Novamente, e constantemente, a voz do Papa levantou-se para denunciar o risco de uma escalada nuclear e o problema relacionado aos recursos destinados aos armamentos que se multiplicam a cada conflito, incluindo aquele ucraniano. Nessa frente, as intervenções do pontífice provavelmente contribuíram para sensibilizar as opiniões públicas de vários países sobre o risco de um recurso aos arsenais atômicos que, embora apenas ameaçado, nunca havia estado tão próximo.

Nesse ínterim, deve-se recordar, de parte da Santa Sé, bem como das estruturas católicas empenhadas nos países que fazem fronteira com a Ucrânia e no próprio território ucraniano, que foi realizado um importante papel humanitário, tanto através das ajudas à população civil residente como aos milhões de refugiados que fugiram para o resto da Europa para escapar das bombas.

A mediação humanitária

Não só: o Vaticano conseguiu mediar a libertação de vários prisioneiros ucranianos detidos pelos russos e, finalmente, está tentando fazer retornar para a Ucrânia as crianças sequestradas e levadas para a Rússia. Nesse sentido, o primeiro-ministro ucraniano, Denys Shmyhal, em visita ao papa nos últimos dias, pediu a ajuda do papa. Francisco, em sua viagem de volta da capital húngara, disse a respeito que isso é possível "porque a Santa Sé atuou como intermediária em algumas situações de troca de prisioneiros, e através da embaixada isso deu certo, penso que possa dar certo também essa outra (das crianças)”.

“É um problema de humanidade - acrescentou – mais que um problema de espólio de guerra ou de deportação. Todos os gestos humanos ajudam, e os gestos de crueldade não ajudam. Temos que fazer tudo o que for humanamente possível". Essa situação explica que, em todo caso, canais entre a Santa Sé em Kiev e Moscou estão abertos, mas a questão parece limitar-se ao aspecto humanitário.

O problema de Kirill

Também porque uma via de comunicação com Moscou para o Vaticano podia ser representada pela relação com o patriarcado ortodoxo de Kiev; mas o próprio Kirill, tentando dar uma cobertura ideológica ao Kremlin, ou seja, definindo a invasão da Ucrânia como uma espécie de guerra santa contra os valores decadentes do Ocidente, perdeu toda a credibilidade, tanto que o próprio Francisco teve que lembrá-lo que os líderes religiosos não devem comportar-se como "clérigos de Estado". Também não se pode esquecer que o conflito ucraniano teve pesadas consequências na frente religiosa, dividindo o mundo ortodoxo na Ucrânia e ampliando o isolamento de Moscou.

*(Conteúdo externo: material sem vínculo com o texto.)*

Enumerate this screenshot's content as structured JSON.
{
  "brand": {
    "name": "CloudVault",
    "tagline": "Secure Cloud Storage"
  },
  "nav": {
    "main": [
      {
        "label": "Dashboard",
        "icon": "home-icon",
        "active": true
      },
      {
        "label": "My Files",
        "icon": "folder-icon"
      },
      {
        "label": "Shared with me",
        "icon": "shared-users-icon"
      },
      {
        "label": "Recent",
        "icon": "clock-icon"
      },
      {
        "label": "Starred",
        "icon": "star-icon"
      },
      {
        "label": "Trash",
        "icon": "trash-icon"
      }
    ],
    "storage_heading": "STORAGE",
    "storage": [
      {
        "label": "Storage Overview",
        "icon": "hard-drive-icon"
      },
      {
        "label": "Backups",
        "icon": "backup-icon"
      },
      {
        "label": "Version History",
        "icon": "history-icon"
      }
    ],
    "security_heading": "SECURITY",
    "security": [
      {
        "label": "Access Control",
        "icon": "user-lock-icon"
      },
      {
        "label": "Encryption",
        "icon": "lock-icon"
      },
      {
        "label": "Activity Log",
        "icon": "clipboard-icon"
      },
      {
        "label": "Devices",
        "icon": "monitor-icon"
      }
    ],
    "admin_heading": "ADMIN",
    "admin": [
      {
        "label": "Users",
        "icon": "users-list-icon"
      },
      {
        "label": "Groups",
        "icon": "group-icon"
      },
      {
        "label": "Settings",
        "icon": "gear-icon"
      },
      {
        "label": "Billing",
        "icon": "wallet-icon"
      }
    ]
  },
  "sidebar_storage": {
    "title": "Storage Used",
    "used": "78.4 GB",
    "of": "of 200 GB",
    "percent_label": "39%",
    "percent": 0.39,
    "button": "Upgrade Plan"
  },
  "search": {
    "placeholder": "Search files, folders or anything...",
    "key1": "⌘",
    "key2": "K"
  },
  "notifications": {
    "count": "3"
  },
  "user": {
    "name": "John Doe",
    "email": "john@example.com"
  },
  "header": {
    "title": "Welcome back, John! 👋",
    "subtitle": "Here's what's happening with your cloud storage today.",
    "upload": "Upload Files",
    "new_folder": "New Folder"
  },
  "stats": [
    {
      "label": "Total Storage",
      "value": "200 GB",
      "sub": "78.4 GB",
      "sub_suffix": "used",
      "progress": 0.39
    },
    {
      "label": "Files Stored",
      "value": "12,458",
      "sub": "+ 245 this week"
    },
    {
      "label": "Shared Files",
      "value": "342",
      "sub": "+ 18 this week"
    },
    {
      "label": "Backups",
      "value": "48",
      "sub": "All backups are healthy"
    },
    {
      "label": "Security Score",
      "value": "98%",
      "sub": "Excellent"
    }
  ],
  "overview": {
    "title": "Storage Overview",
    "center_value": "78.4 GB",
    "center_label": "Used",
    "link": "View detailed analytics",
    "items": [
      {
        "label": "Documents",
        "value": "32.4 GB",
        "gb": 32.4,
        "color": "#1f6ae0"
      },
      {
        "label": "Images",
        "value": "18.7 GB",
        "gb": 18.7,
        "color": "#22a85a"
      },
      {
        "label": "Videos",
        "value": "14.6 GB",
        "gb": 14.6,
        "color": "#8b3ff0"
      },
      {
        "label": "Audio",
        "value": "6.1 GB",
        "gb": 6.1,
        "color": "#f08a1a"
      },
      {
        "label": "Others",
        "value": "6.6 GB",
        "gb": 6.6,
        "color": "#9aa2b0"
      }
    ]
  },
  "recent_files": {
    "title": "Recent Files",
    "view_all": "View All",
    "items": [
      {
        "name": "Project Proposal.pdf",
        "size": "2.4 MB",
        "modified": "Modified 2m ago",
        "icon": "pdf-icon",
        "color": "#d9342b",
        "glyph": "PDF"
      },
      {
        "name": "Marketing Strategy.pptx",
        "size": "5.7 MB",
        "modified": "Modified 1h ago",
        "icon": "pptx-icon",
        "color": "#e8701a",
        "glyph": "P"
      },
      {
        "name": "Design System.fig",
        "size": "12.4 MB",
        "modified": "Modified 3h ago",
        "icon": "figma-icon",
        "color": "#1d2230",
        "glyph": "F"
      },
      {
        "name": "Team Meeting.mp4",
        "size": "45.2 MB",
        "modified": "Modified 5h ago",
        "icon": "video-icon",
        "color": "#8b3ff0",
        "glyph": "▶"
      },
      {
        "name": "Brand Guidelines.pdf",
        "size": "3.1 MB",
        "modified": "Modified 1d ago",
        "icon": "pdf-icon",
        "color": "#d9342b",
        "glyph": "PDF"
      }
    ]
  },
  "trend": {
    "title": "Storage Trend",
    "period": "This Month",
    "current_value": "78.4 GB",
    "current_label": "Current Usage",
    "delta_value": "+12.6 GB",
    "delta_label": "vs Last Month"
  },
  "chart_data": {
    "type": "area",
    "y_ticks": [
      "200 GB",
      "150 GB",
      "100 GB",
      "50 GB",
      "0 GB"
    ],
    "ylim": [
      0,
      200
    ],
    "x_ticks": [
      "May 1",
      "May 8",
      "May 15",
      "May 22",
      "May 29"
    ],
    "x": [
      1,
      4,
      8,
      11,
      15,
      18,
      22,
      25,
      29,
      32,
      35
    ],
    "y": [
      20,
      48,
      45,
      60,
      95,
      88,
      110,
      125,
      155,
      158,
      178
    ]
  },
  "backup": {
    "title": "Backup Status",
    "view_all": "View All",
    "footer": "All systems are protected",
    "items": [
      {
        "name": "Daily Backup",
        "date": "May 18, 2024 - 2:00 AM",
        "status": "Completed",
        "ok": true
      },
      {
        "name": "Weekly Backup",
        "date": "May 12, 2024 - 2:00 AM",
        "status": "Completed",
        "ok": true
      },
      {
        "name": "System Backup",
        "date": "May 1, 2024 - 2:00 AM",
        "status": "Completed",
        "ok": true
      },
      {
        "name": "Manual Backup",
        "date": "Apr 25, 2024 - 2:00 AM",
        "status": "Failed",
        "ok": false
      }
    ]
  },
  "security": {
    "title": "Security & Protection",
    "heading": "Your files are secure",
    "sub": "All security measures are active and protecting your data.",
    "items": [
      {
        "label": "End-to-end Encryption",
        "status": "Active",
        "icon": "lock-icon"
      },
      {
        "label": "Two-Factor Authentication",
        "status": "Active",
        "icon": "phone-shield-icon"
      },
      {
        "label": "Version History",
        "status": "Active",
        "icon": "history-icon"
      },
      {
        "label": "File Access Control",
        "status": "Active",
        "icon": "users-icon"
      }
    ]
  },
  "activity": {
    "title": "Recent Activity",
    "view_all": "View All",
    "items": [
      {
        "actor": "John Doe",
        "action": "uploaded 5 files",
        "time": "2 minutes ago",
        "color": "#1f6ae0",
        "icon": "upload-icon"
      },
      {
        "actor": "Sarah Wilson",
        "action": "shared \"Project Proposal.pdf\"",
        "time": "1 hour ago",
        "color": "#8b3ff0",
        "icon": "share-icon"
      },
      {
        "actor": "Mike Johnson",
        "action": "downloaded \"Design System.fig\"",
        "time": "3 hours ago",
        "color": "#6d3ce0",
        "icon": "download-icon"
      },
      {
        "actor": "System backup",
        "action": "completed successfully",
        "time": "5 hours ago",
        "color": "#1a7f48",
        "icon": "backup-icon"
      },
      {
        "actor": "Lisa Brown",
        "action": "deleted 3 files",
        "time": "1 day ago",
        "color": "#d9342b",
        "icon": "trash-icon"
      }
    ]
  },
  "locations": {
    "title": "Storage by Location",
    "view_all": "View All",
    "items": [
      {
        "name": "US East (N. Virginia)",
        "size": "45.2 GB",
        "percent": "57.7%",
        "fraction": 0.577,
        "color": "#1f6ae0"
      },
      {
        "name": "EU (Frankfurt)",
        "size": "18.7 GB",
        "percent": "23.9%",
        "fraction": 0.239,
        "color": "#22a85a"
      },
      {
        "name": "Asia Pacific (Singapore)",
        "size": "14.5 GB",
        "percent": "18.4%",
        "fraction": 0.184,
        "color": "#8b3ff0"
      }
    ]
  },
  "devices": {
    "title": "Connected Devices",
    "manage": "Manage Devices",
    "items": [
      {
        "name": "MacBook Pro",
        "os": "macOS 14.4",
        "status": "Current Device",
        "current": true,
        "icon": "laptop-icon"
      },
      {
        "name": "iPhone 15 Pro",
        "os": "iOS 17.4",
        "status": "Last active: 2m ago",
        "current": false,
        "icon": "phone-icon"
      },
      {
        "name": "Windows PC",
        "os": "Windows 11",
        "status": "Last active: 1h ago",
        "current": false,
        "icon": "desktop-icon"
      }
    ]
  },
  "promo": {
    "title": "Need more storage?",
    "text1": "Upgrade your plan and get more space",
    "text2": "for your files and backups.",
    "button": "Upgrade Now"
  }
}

Parece, portanto, que a típica ostpolitik da Guerra Fria não possa mais ser o método da diplomacia na crise atual, nem mesmo daquela do Vaticano. Nesse sentido é também relevante a recente viagem de Francisco a Budapeste, instrumentalmente utilizada pelo governo de Viktor Orban, o líder europeu mais próximo de Vladimir Putin, sobretudo para tentar reabilitar sua imagem internacional mais que para servir de respaldo político à tentativa do Vaticano de abrir uma negociação entre Moscou e Kiev.